Telephone, a game we often played around the Thanksgiving table at home growing up, was perfectly suited given the size of my family. We have a huge family — 11 brothers and sisters, plus parents. On Thanksgiving, we all sat at one table. No kids table for our family.
The game of telephone we played is simple. Whisper something in the ear of the person next to you and they in turn must pass on what they heard (no judgement or editing) to the next person. Each year, our Thanksgiving table was replete the the opportunity for “Marshmallows on sweet potatoes are best” to be misheard, cogitated and abridged into “Marigolds, give it a rest” or “fellows on heap request.”
Ringed by cranberry sauce, stuffing, pies and mashed potatoes, the American turkey — and the fact that it has ended up as the prized fowl and the fulcrum on which the rest of the Thanksgiving meal pivots — goes far beyond the celebration of Pilgrims coming to the Americas. A New World bird, the turkey — or Meleagris gallopavo silvestris — was not witnessed by Cristobal Colon (the name Columbus would have answered to) upon any of his initial four landings in the 1490s.
The Mesoamerican species of turkey, the ocellated turkey, would have to wait until later when gold-hungry conquistadors landed and made contact with the Mayans and Aztecs.
The smaller of the only two animals (the llama is the larger) domesticated by the Incas, Mayans and Aztecs, the turkey were crucial to their societies and ways of life. For the Aztecs and Mayans, the domesticated turkey was so fundamental to their survival and culture that their descendants still have two yearly festivals dedicated to the bird.
The Spanish, before returning to Spain, went on what could be called the first great shopping trip for food stuffs. Tomatoes, potatoes, cocoa, maize, tropical flowers and turkeys were brought back to the Spanish court. From there, the love of turkey spread across Europe.
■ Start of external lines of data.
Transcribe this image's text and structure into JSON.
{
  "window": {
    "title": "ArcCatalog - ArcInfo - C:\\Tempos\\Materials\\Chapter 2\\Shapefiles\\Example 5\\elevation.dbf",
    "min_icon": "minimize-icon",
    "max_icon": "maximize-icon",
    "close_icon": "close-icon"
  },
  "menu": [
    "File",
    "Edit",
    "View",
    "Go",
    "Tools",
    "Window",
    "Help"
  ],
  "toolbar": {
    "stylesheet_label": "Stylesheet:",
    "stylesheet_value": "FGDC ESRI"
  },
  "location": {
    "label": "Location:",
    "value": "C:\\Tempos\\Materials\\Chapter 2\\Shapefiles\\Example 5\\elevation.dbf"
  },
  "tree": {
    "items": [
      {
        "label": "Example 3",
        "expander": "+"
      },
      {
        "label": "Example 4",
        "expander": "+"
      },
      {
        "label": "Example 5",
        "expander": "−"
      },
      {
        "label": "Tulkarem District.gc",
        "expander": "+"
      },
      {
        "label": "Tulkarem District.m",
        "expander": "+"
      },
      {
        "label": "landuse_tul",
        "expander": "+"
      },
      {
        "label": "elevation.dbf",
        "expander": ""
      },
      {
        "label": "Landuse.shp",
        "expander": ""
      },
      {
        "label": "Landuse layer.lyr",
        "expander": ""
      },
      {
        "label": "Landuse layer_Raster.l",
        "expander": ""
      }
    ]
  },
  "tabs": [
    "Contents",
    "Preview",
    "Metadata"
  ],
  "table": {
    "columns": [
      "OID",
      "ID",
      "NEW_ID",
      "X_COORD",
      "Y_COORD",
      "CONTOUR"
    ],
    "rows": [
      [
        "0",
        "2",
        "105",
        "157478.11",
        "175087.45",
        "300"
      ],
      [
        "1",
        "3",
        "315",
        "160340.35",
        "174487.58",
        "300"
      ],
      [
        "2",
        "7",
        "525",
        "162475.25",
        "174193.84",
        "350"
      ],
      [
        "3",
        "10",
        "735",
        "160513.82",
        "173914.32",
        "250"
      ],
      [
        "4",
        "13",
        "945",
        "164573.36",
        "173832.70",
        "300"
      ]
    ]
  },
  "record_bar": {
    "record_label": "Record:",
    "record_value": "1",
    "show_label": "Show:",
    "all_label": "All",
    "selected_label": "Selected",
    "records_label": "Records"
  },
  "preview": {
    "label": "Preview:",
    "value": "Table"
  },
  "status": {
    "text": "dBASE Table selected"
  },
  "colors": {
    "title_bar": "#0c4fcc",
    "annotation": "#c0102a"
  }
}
Mislabeled from the get-go, the first examples of what we now call the turkey were branded “Indian chicken” as it was thought that Spain brought them back from the Indies.
Where a mass-production turkey is the product of artificial insemination and a 12-week growth cycle, a heritage breed chooses a mate in the spring and is afforded a 28-week-plus growth period.
Internal organs, skeletal structure, etc. all come into maturity to support more sanguine birds with — what many insist is — the higher fat content and a profoundly more flavorful and juicy bird.
Southeast Wisconsin has a cadre of farmers raising heritage turkey breeds, though each farm is unique in its feed and free-ranging methods. One farmer, Karen Carr of Sherwood Game Farm in Racine, has strong opinions about the flavor of heritage turkeys.
“If you eat one from the stock the Pilgrims did, it would be like chewing on a leather boot. Those (breeds) are called Sweet Grass. We put our Sweet Grass turkeys in the breeding pen with Bronze and White Midgets, also heritage breeds. They can mate with whoever they want, and it’s their offspring we offer to folks for Thanksgiving. They are delicious.”